BRADENTON, Fla. - The Jefferson County, Ala., Commission yesterday approved a two-week extension of forbearance agreements with creditors.
Creditors had approved the third extension before the document was sent to the commission, Patrick Darby, an attorney representing the county, said in an e-mail on Thursday.
The forbearance extension comes as Jefferson County officials continue to negotiate with bond insurers, investment banks, and swap counterparties on how to restructure $3.2 billion of sewer debt, most of which is variable- and auction-rate securities. Interest rates for the bonds have soared because of bond insurer rating downgrades.

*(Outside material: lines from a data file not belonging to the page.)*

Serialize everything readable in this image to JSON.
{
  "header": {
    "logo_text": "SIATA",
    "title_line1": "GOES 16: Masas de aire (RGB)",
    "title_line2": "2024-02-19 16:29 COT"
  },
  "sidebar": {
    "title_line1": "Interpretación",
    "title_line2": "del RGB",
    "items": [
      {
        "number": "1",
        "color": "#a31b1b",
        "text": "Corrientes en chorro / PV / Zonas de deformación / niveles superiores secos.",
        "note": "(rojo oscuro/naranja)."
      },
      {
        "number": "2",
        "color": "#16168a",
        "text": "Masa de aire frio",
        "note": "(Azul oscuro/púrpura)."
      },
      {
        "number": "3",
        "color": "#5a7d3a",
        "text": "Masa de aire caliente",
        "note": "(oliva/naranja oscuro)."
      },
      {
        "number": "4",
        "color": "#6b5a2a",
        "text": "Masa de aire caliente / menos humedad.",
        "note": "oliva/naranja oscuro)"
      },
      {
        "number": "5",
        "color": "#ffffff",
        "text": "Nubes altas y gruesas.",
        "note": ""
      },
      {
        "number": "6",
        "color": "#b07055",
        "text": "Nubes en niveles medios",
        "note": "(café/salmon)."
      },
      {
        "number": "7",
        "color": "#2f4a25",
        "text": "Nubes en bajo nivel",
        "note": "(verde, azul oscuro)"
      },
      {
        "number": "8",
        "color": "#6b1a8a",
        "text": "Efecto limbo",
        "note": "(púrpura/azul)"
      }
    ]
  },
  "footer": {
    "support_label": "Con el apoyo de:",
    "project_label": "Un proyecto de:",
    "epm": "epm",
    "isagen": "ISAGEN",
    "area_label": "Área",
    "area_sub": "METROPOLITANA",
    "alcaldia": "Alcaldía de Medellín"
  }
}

The forbearance also delays a $53 million principal payment owed to redeem variable-rate sewer warrants for which repayment has been accelerated because of bond insurer downgrades.
In light of the mounting financial burden, underlying ratings on the sewer debt were lowered to Caa3 by Moody's Investors Service. Standard & Poor's now assigns a D rating on the Series 2003 B-2 through B-7 variable sewer revenue refunding warrants due to the missed payment, and a CCC rating on Series 2003 C-1 through C-10 auction-rate sewer warrants.
As Jefferson County's financial problems mounted, Financial Security Assurance Inc. told a local publication that it would temporarily suspend writing bond insurance in Alabama until the county resolves its difficulties. Triple-A rated FSA insures $352 million of Jefferson County's sewer debt and reportedly is working with the county on restructuring its debt.
"We are diligently working with Jefferson County and its bankers and advisers and are optimistic that we will play a significant role in finding a solution," said FSA president and chief operation officer Sean McCarthy. "In Alabama, as in every state, we look at every transaction on an individual basis."
FSA previously declined to confirm the newspaper report and the company has insured at least two deals brought by other Alabama issuers this year, including a $43.6 million transaction sold by Huntsville on April 24, according to Thomson Reuters data.
Competitor Assured Guaranty Corp. said yesterday that it was insuring debt in the state.
"We were aware that there's been a lot of concern about what's going on in Alabama as a result of what's happening with Jefferson County and we just wanted to makes sure issuers in the state of Alabama, as well as market professionals doing deals in Alabama, knew we were still writing new business in Alabama," said John Trahan, managing director of public finance for Assured Guaranty.
Triple-A rated Assured has insured a number of deals this year in Alabama and is currently reviewing at least six others, Trahan said.
Assured has no primary exposure to Jefferson County, but it does have $578 million in reinsurance exposure.
Financial Guaranty Insurance Co., which has $1.19 billion of net par exposure on Jefferson County's variable-rate debt, and XL Capital Assurance Inc., which has $811 million of exposure, announced recently that they engaged a team of local and national experts to assist in restructuring negotiations with the county. Both FGIC and XL Capital Assurance have lost their triple-A ratings due to the subprime mortgage crisis.